In Common Lisp, we would use define-compiler-macro on the sum function which looks for the argument form being (reverse whatever), in which case the macro returns the form (sum whatever).
Not so fast, though; order of summing matters in floating-point! And over integers too, in the presence of overflows (in junk languages without bignums). That is to say, if we add together three or more integers, the arithmetic result can be in range of the type, but some orders might overflow, whereas others do not.
I don't think this is true. Modular addition is commutative and associative. As long as the behavior of overflow is modular (as it is in 2's complement), order shouldn't matter. And if the behavior of overflow is to trap, then it should trap regardless of the order you add the numbers in. I guess if you care about the stack trace you get being the same even under optimizations, then you could argue this isn't a safe optimization.
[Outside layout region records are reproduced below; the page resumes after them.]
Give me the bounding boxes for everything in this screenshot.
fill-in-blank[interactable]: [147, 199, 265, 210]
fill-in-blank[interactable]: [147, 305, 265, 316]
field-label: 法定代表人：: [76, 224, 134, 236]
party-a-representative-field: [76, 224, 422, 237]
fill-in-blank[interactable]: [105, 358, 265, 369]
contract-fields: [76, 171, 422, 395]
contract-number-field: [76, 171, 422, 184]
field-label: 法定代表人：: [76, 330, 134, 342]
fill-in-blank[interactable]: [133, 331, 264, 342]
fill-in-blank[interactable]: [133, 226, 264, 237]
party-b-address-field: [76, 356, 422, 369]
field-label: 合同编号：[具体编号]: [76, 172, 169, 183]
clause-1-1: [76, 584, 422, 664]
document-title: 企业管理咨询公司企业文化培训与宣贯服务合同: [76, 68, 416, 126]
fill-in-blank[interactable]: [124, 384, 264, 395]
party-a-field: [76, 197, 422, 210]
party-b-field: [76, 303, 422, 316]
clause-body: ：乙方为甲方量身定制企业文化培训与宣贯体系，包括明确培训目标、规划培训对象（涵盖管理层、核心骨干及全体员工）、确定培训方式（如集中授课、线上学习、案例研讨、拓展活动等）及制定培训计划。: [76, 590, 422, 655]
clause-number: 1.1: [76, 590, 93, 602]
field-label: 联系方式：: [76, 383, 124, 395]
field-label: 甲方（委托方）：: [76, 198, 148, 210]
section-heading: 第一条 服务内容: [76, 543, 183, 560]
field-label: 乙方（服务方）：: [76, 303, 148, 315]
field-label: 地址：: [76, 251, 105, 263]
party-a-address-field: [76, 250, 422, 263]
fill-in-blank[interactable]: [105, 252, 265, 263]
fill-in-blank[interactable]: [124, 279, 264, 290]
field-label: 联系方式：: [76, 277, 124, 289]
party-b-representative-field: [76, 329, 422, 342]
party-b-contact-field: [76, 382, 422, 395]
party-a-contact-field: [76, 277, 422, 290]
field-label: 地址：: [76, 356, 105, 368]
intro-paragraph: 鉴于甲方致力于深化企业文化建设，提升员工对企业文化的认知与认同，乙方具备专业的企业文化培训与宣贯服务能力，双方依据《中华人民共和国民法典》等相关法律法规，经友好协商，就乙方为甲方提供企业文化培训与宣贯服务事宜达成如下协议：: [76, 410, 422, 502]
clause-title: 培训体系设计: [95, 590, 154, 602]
And if the behavior of overflow is undefined, it's undefined whether you reverse the list or not.
Maybe you're thinking of Javascript, which not only doesn't have bignums, but uses floating point even for integers?
How come? Suppose A + B doesn't trap, and if T0 = A + B, then T0 + C doesn't trap. Why should (A + B) + C trap?
Bigger picture, I want to rewrite "sum(reverse(x))" without explicitly saying so. How do we optimize that expression using the definitions of sum and reverse? Note that in my discussion of this in my second example, I am inconsistent here: I expand the definition of reverse() but treat sum() as a primitive. That said, I am pretty sure that the example still works if you substitute the appropriate definition of sum as "reduce(add,x)"; the derivation is just longer.
You can endow functions with attributes (standard functions in the language library, and possibly user-defined ones). The reverse function can carry the attribute that it only changes the order of the elements of its argument. This is encoded as some boolean predicate: (order-identity-p x) is true if x is reverse. And if x is other things, like the identity function, the sort function and whatnot.
Then our optimzer looks for the pattern/rewrite (sum (f? arg?)) -> (sum arg?), where there is a semantic constraint: the pattern matches subject to the predicate (order-identity-p f?). This is effectively part of the match; if the predicate fails, there is no match.
Now the sum function could also be "patterned out". There could be a predicate which asserts that certain arguments of a function are sequences whose order doesn't matter to the outcome. This predicate could be list valued. If an argument has no such arguments, it returns nil/false, otherwise a list of the argument positions or whatever.
So then we're looking for the pattern (f? (g? arg?)) -> (f? arg) which is very general, and can be met in lots of ways. For instance, suppose f? and g? are the same function, and f? is idempotent. One of the rules that applies is that g? satisfies (order-identity-p g?), and (order-irrelevant-args f?) returns (1), where we note that (g? ...) is argument 1 of f?. For any argument argument expression which is an orer-identity-p function call, if that argument's position is in the list returned by order-irrelevant-args on the main constituent function, we can remove that order-altering function from the argument.
We code all that up into the tree walking engine, and then just suitably declare attributes on functions.
Anyway, I was a bit philosophically torn since the content tends toward mathematical/algorithmic and made me wonder what does it mean to play around with mathematics/algorithms?